Will this be the same? It seems possible. Does it really get more work done per watt than x86?
And why does the article say "These Altra CPUs have no turbo mechanism" right below a graphic saying "3.0 Ghz Turbo"?
It depends a bit on how you utilize these CPUs. A lot of server software is optimized for just a few cores. Even products optimized for using more than 1 thread tend to be tested and used mostly with 4/8 core configurations. And then of course there are a few popular server-side languages that are effectively single threaded typically (e.g. python) and use multiple processes to leverage multiple cores. Launching 80 python processes on an 80 core machine may not be the best way to utilize available resources compared to e.g. a Java process with a few hundred threads.
With non blocking IO and async processing that can be good enough but to fully utilize dozens/hundreds of CPU cores from a single process, you basically want something that can do both threading and async. But assuming each core performs at a reasonable percentage of e.g. a Xeon core (lets say 40%) and doesn't slow down when all cores are fully loaded, you would expect a CPU with 80 cores to more than keep up with a 16 or even 32 core Xeon. Of course the picture gets murkier if you throw in specialized instructions for vector processing, GPUs, etc.
That would be the same in Python too. A problem is that you can't share the kernel pages for the code, and you need to have a shared-cache. Probably 0-mem-copy with no deserialization example: lmdb + Flat Buffers.
Nicer is to have 1/2x cores, but each core being 2x faster ;)
It's the opposite. Running lots of poorly optimized processes allows you to amortize memory latency. If your software suffers from cache misses then it's not going to run out of memory bandwidth any time soon. Adding more threads will increase memory bandwidth utilization. Meanwhile hyper optimized AVX512 code is going to max out memory bandwidth with a dozen cores or less.
That's really not true. Memory bandwidth, just like memory capacity becomes a bottleneck when it is exceeded, but more doesn't automatically speed anything up. Java and python programs will likely be hopping around in memory and waiting on memory to make it to the CPU as a result.
Typically only multiple cores running optimized software that will run through memory making heavy use of the prefetcher will exceed memory bandwidth.
AIUI the relevant weakness of Java here is that it typically has worse memory density and locality than something like Rust.
Consider code which linearly goes through a list of points in 2D space and does some calculation on the coordinates.
In Rust, the list is a Vec<(f64, f64)>. The Vec is a small object containing a pointer to a large block of data which contains all the points packed tightly together. Once the program has dereferenced the pointer and loaded the first point, all the others are immediately after it in memory, in order, containing nothing but the coordinates, and so the processor's cacheing and prefetching will make them available very quickly.
In Java, the list is an ArrayList<Point2D.Double>. The ArrayList is a small object containing a pointer to an array of pointers to more small objects, one for each point. Each of the small objects has a two-word object header on it. The pointer plus header means that for every two words of coordinate, there are three words of overhead, so the cache is used much less effectively. The small objects aren't necessarily anywhere near one another in memory, or in order, so prefetching won't help.
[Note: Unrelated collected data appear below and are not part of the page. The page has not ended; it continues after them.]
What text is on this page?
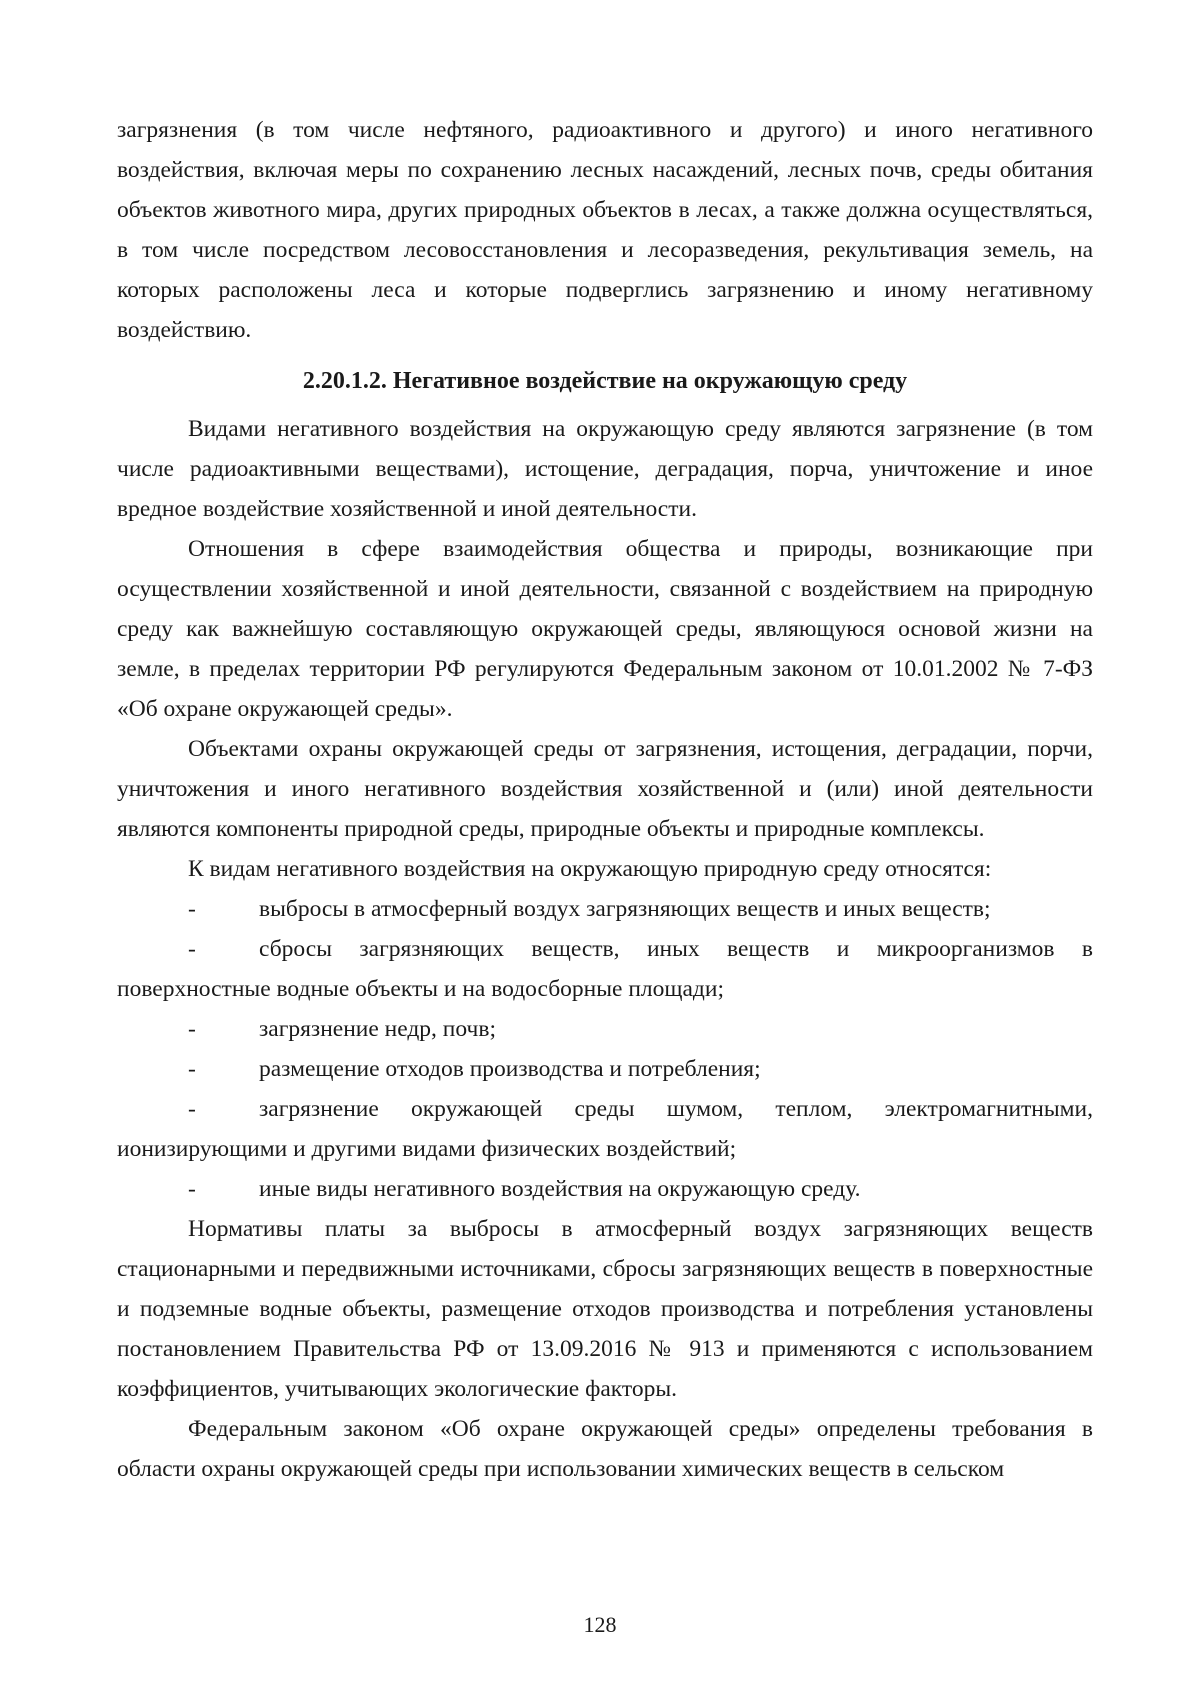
загрязнения (в том числе нефтяного, радиоактивного и другого) и иного негативного воздействия, включая меры по сохранению лесных насаждений, лесных почв, среды обитания объектов животного мира, других природных объектов в лесах, а также должна осуществляться, в том числе посредством лесовосстановления и лесоразведения, рекультивация земель, на которых расположены леса и которые подверглись загрязнению и иному негативному воздействию.

2.20.1.2. Негативное воздействие на окружающую среду

Видами негативного воздействия на окружающую среду являются загрязнение (в том числе радиоактивными веществами), истощение, деградация, порча, уничтожение и иное вредное воздействие хозяйственной и иной деятельности.

Отношения в сфере взаимодействия общества и природы, возникающие при осуществлении хозяйственной и иной деятельности, связанной с воздействием на природную среду как важнейшую составляющую окружающей среды, являющуюся основой жизни на земле, в пределах территории РФ регулируются Федеральным законом от 10.01.2002 № 7-ФЗ «Об охране окружающей среды».

Объектами охраны окружающей среды от загрязнения, истощения, деградации, порчи, уничтожения и иного негативного воздействия хозяйственной и (или) иной деятельности являются компоненты природной среды, природные объекты и природные комплексы.

К видам негативного воздействия на окружающую природную среду относятся:

-	выбросы в атмосферный воздух загрязняющих веществ и иных веществ;

-	сбросы загрязняющих веществ, иных веществ и микроорганизмов в поверхностные водные объекты и на водосборные площади;

-	загрязнение недр, почв;

-	размещение отходов производства и потребления;

-	загрязнение окружающей среды шумом, теплом, электромагнитными, ионизирующими и другими видами физических воздействий;

-	иные виды негативного воздействия на окружающую среду.

Нормативы платы за выбросы в атмосферный воздух загрязняющих веществ стационарными и передвижными источниками, сбросы загрязняющих веществ в поверхностные и подземные водные объекты, размещение отходов производства и потребления установлены постановлением Правительства РФ от 13.09.2016 № 913 и применяются с использованием коэффициентов, учитывающих экологические факторы.

Федеральным законом «Об охране окружающей среды» определены требования в области охраны окружающей среды при использовании химических веществ в сельском

128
There are a couple of ways the Java situation can be improved.
Firstly, today, you can replace the naive ArrayList<Point2D.Double> with a more compact structure which keeps all the coordinates in a single big array. This gives you the same efficiency as Rust, but requires programming effort (unless you can find an existing library which does it!), and may give you an API that is less efficient (if it copies coordinates to objects on retrieval) or convenient (if it gives you some cursor/flyweight API).
Secondly, in the future, the JVM could get smarter. In principle, it could do the above rewriting as an optimisation, although i wouldn't want to rely on that. A good garbage collector could bring the small objects together in memory, to improve locality a bit.
Thirdly, in the near-ish future, Java will get value types  which behave a lot more like Rust's types. That would give you equally good density and locality without having to jump through hoops.
> And why does the article say "These Altra CPUs have no turbo mechanism" right below a graphic saying "3.0 Ghz Turbo"?
These chips obviously have variable clock speed, but apparently nothing like the complicated boost mechanisms on recent x86 processors. My guess is that Turbo speed here is simply full speed, and doesn't depend significantly on how many cores are active, and doesn't let the chip exceed its nominal TDP for short (or not so short) bursts the way x86 processors do.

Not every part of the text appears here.